De Endicott-tijdperk en latere geschutsbatterijen op Fort Strong waren:
Naam | Nr. Aantal kanonnen | Wapentype | Wapentype | Jaren actief |
---|---|---|---|---|
Hitchcock | 3 | 10-inch kanon M1888 | verdwenen, 2 M1894, 1 M1896 | 1899-1939 |
Ward | 2 | 10-inch kanon M1888 | verdwijnend M1894 | 1899-1939 |
Drum | 2 | 4.72 inch/40 kaliber Armstrong kanon | pedestal | 1899-1917 |
Basinger | 2 | 3-inch kanon M1898 | mantel borstwering M1898 | 1906-1947 |
Smyth | 2 | 3-inch kanon M1902 | pedestal | 1906-.1921 |
Stevens | 2 | 3-inch kanon M1902 | pedestal | 1906-1946 |
Taylor | 2 | 3-inch kanon M1902 | pedestal | 1906-1942 |
De belangrijkste bewapening van Fort Strong bestond uit twee batterijen 10-inch kanonnen op verdwijnende wagens, met een totaal van vijf kanonnen. Oorspronkelijk stonden twee van deze kanonnen in Battery Ward, het meest oostelijke betonnen fort op Long Island Head, en drie andere in Battery Hitchcock, onmiddellijk ten westen ervan. De bouw van deze batterijen, begonnen in 1893, werd voltooid in 1899. Kort daarna werden elektrisch aangedreven munitie- en kruitliften toegevoegd. Met een maximaal bereik van 14.000 yards (13.000 m), of bijna 8 mijl, bestreken deze kanonnen een boog van Revere tot North Scituate.

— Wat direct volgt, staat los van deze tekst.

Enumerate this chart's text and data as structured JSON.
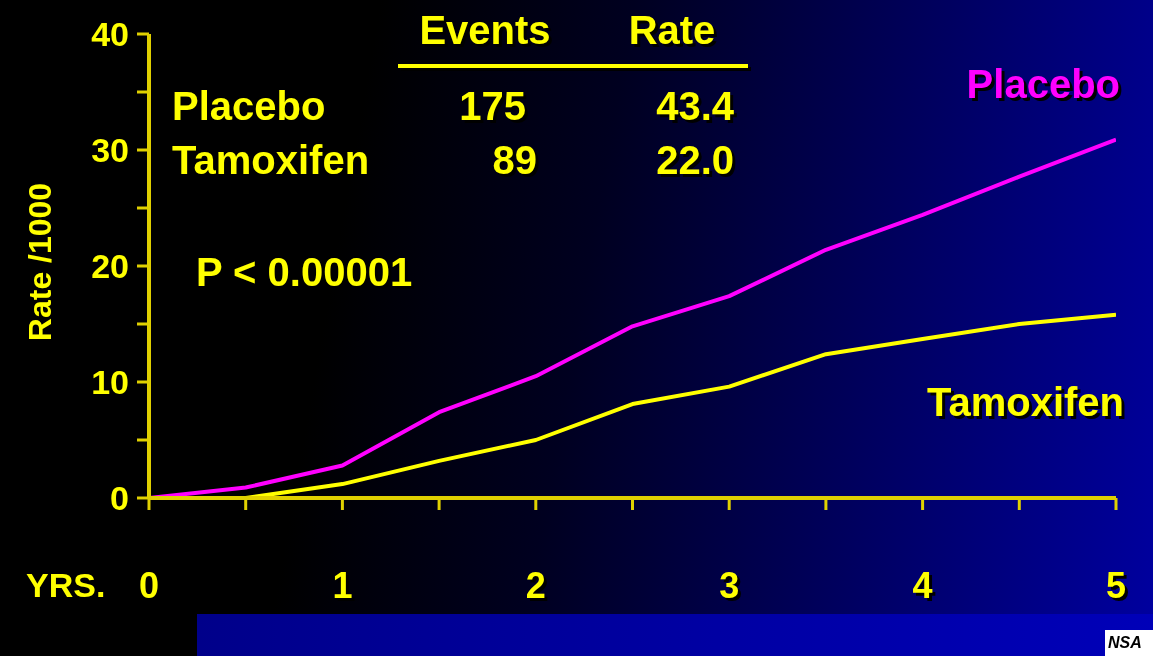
{
  "chart_data": {
    "type": "line",
    "xlabel": "YRS.",
    "ylabel": "Rate /1000",
    "x": [
      0,
      0.5,
      1,
      1.5,
      2,
      2.5,
      3,
      3.5,
      4,
      4.5,
      5
    ],
    "series": [
      {
        "name": "Placebo",
        "color": "#ff00ff",
        "values": [
          0,
          0.9,
          2.8,
          7.4,
          10.5,
          14.8,
          17.4,
          21.4,
          24.4,
          27.7,
          30.9
        ]
      },
      {
        "name": "Tamoxifen",
        "color": "#ffff00",
        "values": [
          0,
          0,
          1.2,
          3.2,
          5.0,
          8.1,
          9.6,
          12.4,
          13.7,
          15.0,
          15.8
        ]
      }
    ],
    "xlim": [
      0,
      5
    ],
    "xticks": [
      0,
      {
        "value": 0.5,
        "label": null
      },
      1,
      {
        "value": 1.5,
        "label": null
      },
      2,
      {
        "value": 2.5,
        "label": null
      },
      3,
      {
        "value": 3.5,
        "label": null
      },
      4,
      {
        "value": 4.5,
        "label": null
      },
      5
    ],
    "ylim": [
      0,
      40
    ],
    "yticks": [
      0,
      {
        "value": 5,
        "label": null
      },
      10,
      {
        "value": 15,
        "label": null
      },
      20,
      {
        "value": 25,
        "label": null
      },
      30,
      {
        "value": 35,
        "label": null
      },
      40
    ],
    "grid": false,
    "legend": false,
    "marker": "none",
    "line_style": "solid",
    "annotations": [
      "Events",
      "Rate",
      "Placebo",
      "175",
      "43.4",
      "Tamoxifen",
      "89",
      "22.0",
      "P < 0.00001",
      "NSA"
    ]
  }
}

De batterijen waren bedoeld om middelgrote en grotere schepen aan te vallen, zoals aangegeven door het vuurleidingssysteem.
Batterij Drum, aan het uiterste noordwestelijke einde van de geschutslijn op Long Island Head, monteerde twee 4,7 inch Armstrong kanonnen op voetstukken. Deze maakten deel uit van een reeks batterijen die na het uitbreken van de Spaans-Amerikaanse oorlog in 1898 in allerijl werden besteld. Men vreesde dat de Spaanse marine de oostkust van de VS zou bombarderen. De meeste Endicott-batterijen waren nog jaren niet voltooid, vooral de 3-inch en 6-inch batterijen. Sommige 6-inch en 4,7-inch kanonnen werden aangekocht uit het Verenigd Koninkrijk en opgesteld in de nog in aanbouw zijnde Endicott forten, waaronder de twee 4,7-inch kanonnen in Fort Strong.
Fort Strong had ook vier batterijen van 3-inch snelvuurkanonnen, met elk twee kanonnen (of 8 kanonnen in totaal). Batterij Basinger (met twee 3-inch M1898 kanonnen) werd voltooid in 1901, de andere (elk met twee 3-inch M1902 kanonnen) werden voltooid in 1906. Deze kanonnen waren bedoeld om sneller bewegende doelen aan te vallen door middel van direct vuur, en werden opgesteld om de mijnenvelden te beschermen die waren aangelegd om de havenkanalen te blokkeren. Zij konden vuur afgeven tot een bereik van 11.000 yards (10.000 m), oftewel 6,25 mijl. Batterij Stevens en batterij Smyth stonden aan de zuidoostkant van het fort, uitkijkend over het kanaal tussen Long Island en Hull. Batterij Taylor stond aan de zuidwestkant, uitkijkend op Spectacle Island, en Batterij Basinger stond op de noordelijke punt van het fort (net onder de helling van de 10-inch geschutsbatterijen), uitkijkend op Fort Dawes op Deer Island.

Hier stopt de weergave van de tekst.